Tony Blair… et l’ombre du père

Par Eric de Beukelaer, prêtre

Un Wonder Boy dans le bourbier irakien

« N’appelez personne votre ‘père’ sur la terre : car vous n’en avez qu’un, le Père céleste ». (Matthieu 23, 9) Cette exhortation du Christ rappelle que, si nécessaire soit-elle, toute paternité humaine – celle du géniteur, du chef, de l’ancien, du modèle,… – est de l’ordre des moyens. Son influence se doit donc d’être circonscrite. Un seul Etre nous engendre pleinement au sens spirituel du terme : le Père céleste.

Pareil message vaut aussi pour les grands de ce monde. Le mandat de Tony Blair est à cet égard riche d’enseignements. Avec la sortie de scène du fondateur du New Labour, le Royaume-Uni perd sans doute son premier ministre le plus doué depuis Winston Churchill. Aussi brillant orateur que l’homme au cigare, aussi redoutable propagandiste, aussi inclassable, aussi ambitieux, aussi moderne dans son amour de la tradition, aussi courageux dans l’adversité, … aussi fidèle dans ses alliances. Tony Blair fut même un Premier Ministre plus professionnel que son prestigieux prédécesseur, qui – lui – était plutôt un génial touche-à-tout.

Face à tant de talent, l’observateur reste avec une énigme : Quelle mouche a piqué ce Wonder Boy pour qu’il se lance tête baissée dans l’aventure irakienne ? Tant d’experts avaient averti que Bagdad était la boîte de Pandore et que celui qui ferait sauter son couvercle risquait la guerre civile. Comment comprendre que cet avocat d’une nouvelle gauche européenne se soit fait le plus solide soutien de la politique étrangère de la nouvelle droite américaine ? Comment expliquer que ce chrétien convaincu soit passé outre la désapprobation de tant de leaders religieux en ce compris le vieux pape polonais ? Une parcelle d’explication de tout ceci pourrait bien se trouver du côté de l’ombre du père de la patrie.

Churchill, l’Anglo-américain

Anthony Eden – Ministre des Affaires étrangères au cours de la seconde guerre mondiale – croyait en l’alliance française pour piloter l’Europe après la libération.
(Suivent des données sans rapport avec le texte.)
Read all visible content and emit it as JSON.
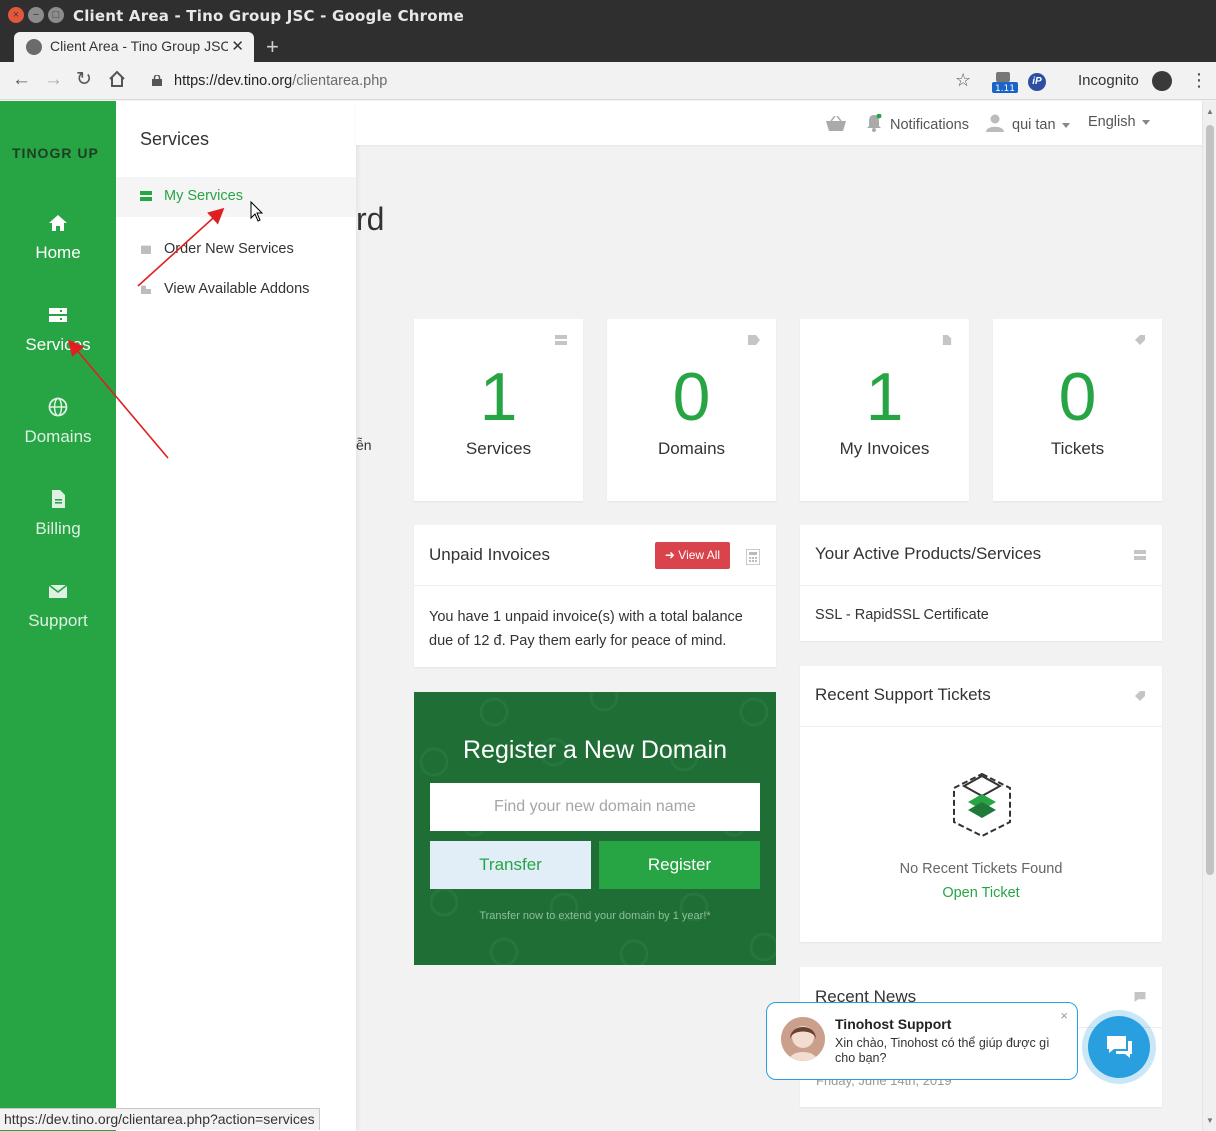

Devenu Premier Ministre en 1955, il mit cette politique en œuvre en envoyant des troupes anglo-françaises occuper le Canal de Suez. Ce fut sa perte. L’Amérique et l’URSS avaient décrété que l’impérialisme européen avait vécu. Ils firent pression pour arrêter l’aventure et Eden quitta la scène politique.

Churchill pensait autrement. Après la guerre, le tombeur d’Hitler aurait pu devenir le leader de l’Europe libérée. Il n’en fut rien. Celui qui était tout à la fois petit-fils du 7e duc de Marlborough et petit-fils du self-made man américain Léonard Jérome, préféra le rôle moins glorieux de fidèle lieutenant des Etats-Unis. En effet, un des « dogmes churchillien » était sa foi indéfectible en une profonde communauté de destin unissant les peuples de langue anglaise. Comme le notera en 1953 à son propos le président Eisenhower, avec un bon sens tout militaire : « Il s’est forgé une conviction enfantine qu’un partenariat anglo-américain peut fournir la réponse à tous les problèmes ». Pour illustrer cela, qu’il me soit permis de faire trois zooms arrières :

Premier zoom, le 22 janvier 1943 à Alger. Churchill a convié le général de Gaulle pour le presser d’accepter le plan américain de gouvernement de l’Afrique française du nord. Ce projet écarte le chef de la France libre de toute responsabilité. De Gaulle tonne : « Pour satisfaire à tout prix l’Amérique, vous épousez une cause inacceptable pour la France, inquiétante pour l’Europe, regrettable pour l’Angleterre ». Ce à quoi l’Anglais rétorque à son protégé dans son français inimitable : « Si vous m’obstaclerez, je vous liquiderai ! »

Deuxième zoom, le 4 juin 1944. Churchill reçoit de Gaulle à Portsmouth afin de le mettre dans le secret du débarquement. Le Général est de fort mauvaise humeur, car aucun plan n’existe pour l’administration civile de la France libérée. Pourquoi ? Parce que Roosevelt se méfie de l’homme du 18 juin et préfère envisager une tutelle anglo-américaine sur l’Hexagone libéré. Et parce que – tout francophile qu’il soit – Churchill ne veut pas déplaire à Roosevelt. Le dîner dégénère en dispute et l’homme au cigare vocifère : « Aucune querelle n’éclatera jamais entre la Grande-Bretagne et les Etats-Unis du fait de la France (…) Sachez-le ! Chaque fois qu’il nous faudra choisir entre l’Europe et le grand large, nous serons toujours pour le grand large. Chaque fois qu’il me faudra choisir entre vous et Roosevelt, je choisirai toujours Roosevelt ! »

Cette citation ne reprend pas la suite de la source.